Nonostante i proclami di segno opposto, nella maggioranza sale la tensione. C’è l’insofferenza del Pd nei confronti di Giuseppe Conte e della sua gestione dell’emergenza sanitaria, culminata nello scivolone mediatico pre pasquale contro Salvini e la Meloni. C’è lo scalpitare dei renziani che fanno trapelare la possibilità di abbandonare la maggioranza dopo che dal Pd è partita l’idea di una tassa sui redditi medio-alti. E c’è soprattutto il venir meno del Movimento 5 stelle, di cui non parla più nessuno e che invece è il vero problema di questa fase.



Questa legislatura fa perno sul partito di Grillo, forza di maggioranza relativa in entrambe le Camere, senza del quale non si dà un governo con questo Parlamento. I 5 Stelle sono passati dalla vittoria del 2018 allo sgretolamento progressivo delle regionali. Hanno perso il loro capo politico, Luigi Di Maio, e hanno smarrito la direzione di marcia: dovevano rivoltare le Camere come calzini e sono invece stati rivoltati come materassi. Conte è uno dei loro ed è stato presentato come il mediatore che avrebbe risolto ogni litigiosità, mentre è finito a sfruttare l’epidemia del coronavirus per tentare di costruirsi la legittimità popolare che non ha avuto dalle urne. A ciò si aggiunge il caos dei rapporti con l’Europa: il M5s in estate si vantava di essere stato determinante per l’elezione di Ursula von der Leyen alla Commissione europea mentre adesso non riesce a uscire dalla trappola del Meccanismo europeo di stabilità (Mes), che Conte e il ministro Gualtieri di fatto hanno accettato.
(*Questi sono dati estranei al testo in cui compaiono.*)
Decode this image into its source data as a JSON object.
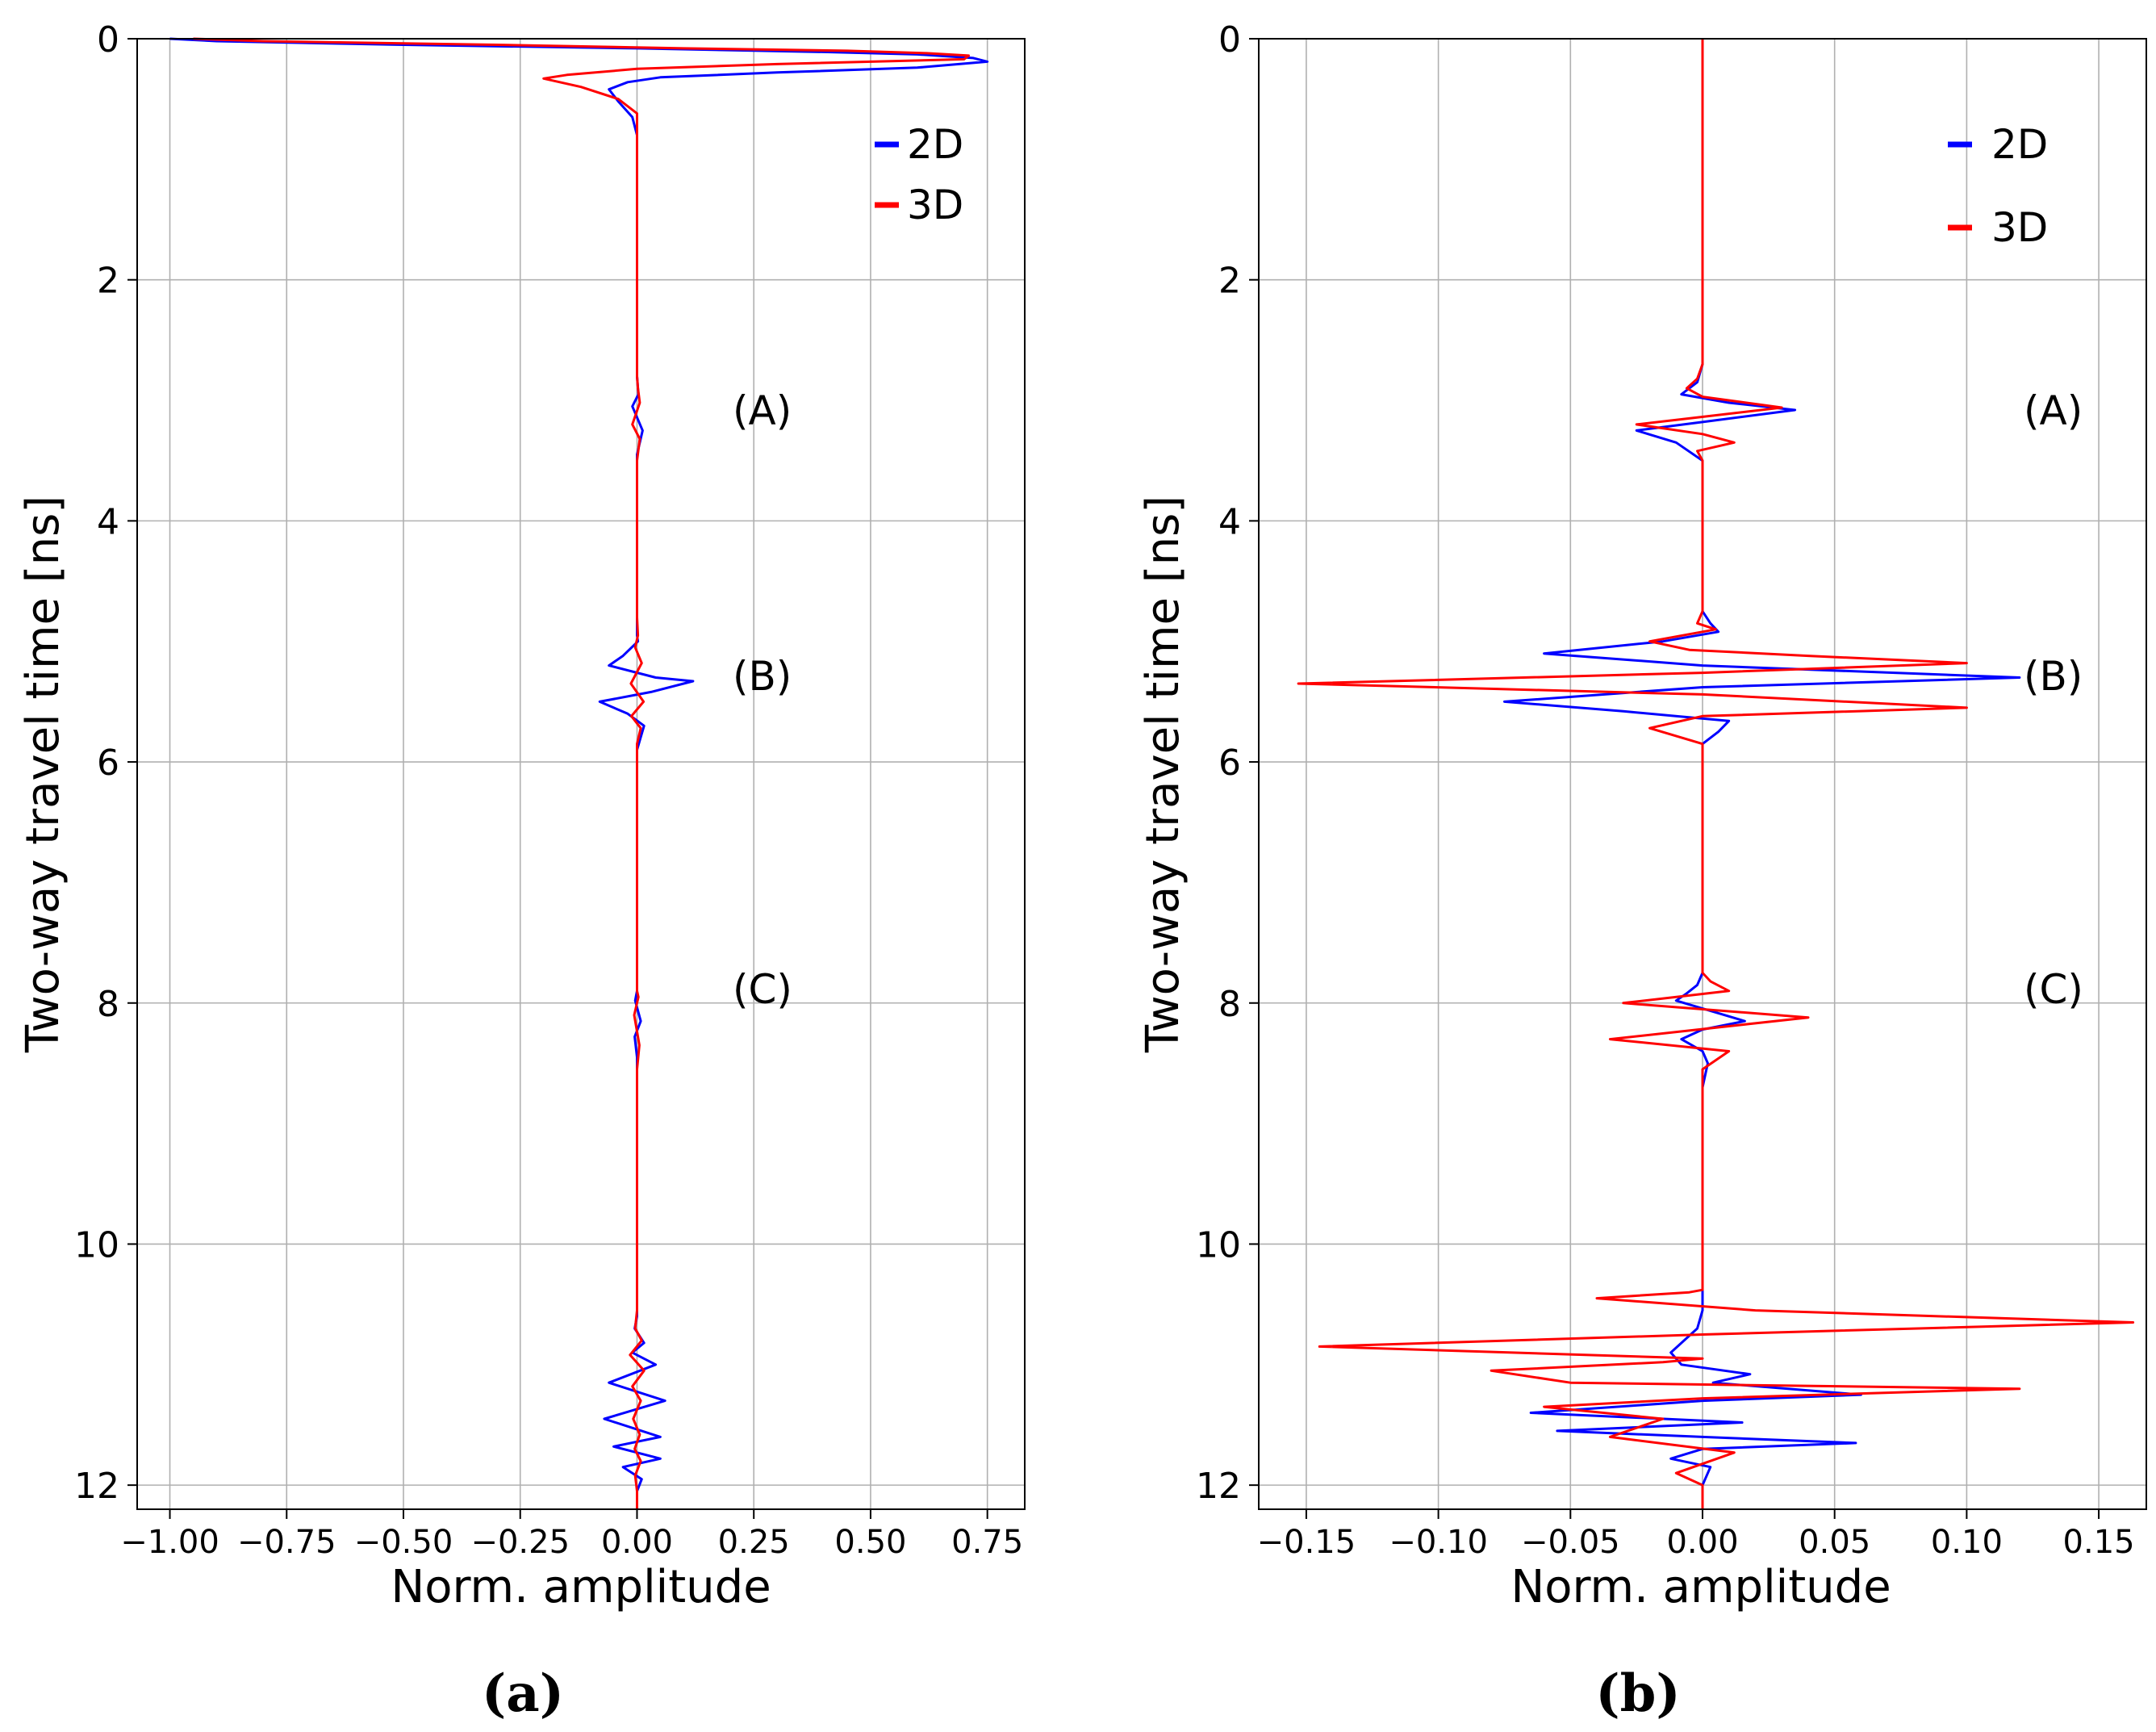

Uno strumento politico-finanziario che invece è ben visto da Pd, Italia viva e Forza Italia.



L’assenza di leadership grillina si riflette tutta in questi due mesi dominati dal Covid-19. Il governo si è dotato di poteri straordinari e di una pletora di organismi (Comitato tecnico-scientifico, Comitato di esperti in materia economico sociale, task force multidisciplinare per tracciare la popolazione, commissario straordinario per potenziare le strutture ospedaliere, Protezione civile); eppure al momento non è arrivato né un euro a chi dev’essere aiutato, siano aziende o lavoratori, né un piano credibile per la ripresa economica e produttiva.

Ora gli interrogativi sono tutti concentrati sul ruolo che avrà Vittorio Colao, un dirigente d’azienda di grande esperienza, nella fase di ricostruzione: un compito che potrebbe rappresentare un trampolino di lancio verso incarichi di maggiore rilievo se il governo Conte non dovesse reggere. Sul premier pesa pure il nervosismo del Quirinale, che aveva insistito perché il governo trovasse un dialogo con l’opposizione ed è stato ignorato.



Si profila infine l’ombra lunga di Mario Draghi, l’uomo più indicato per negoziare le condizioni più accettabili con Bruxelles. Si vocifera ora che Conte voglia farsi il suo partitino, chiamato con scarsissima fantasia “Con te”, il che costituirebbe una perfetta replica di quanto accadde con Mario Monti. Un modo per uscire di scena con un minimo di dignità ma anche per dire che lui si chiama fuori dalla prospettiva di un governo di unità nazionale guidato da Draghi. Prospettiva sempre più minacciosa, almeno per lui.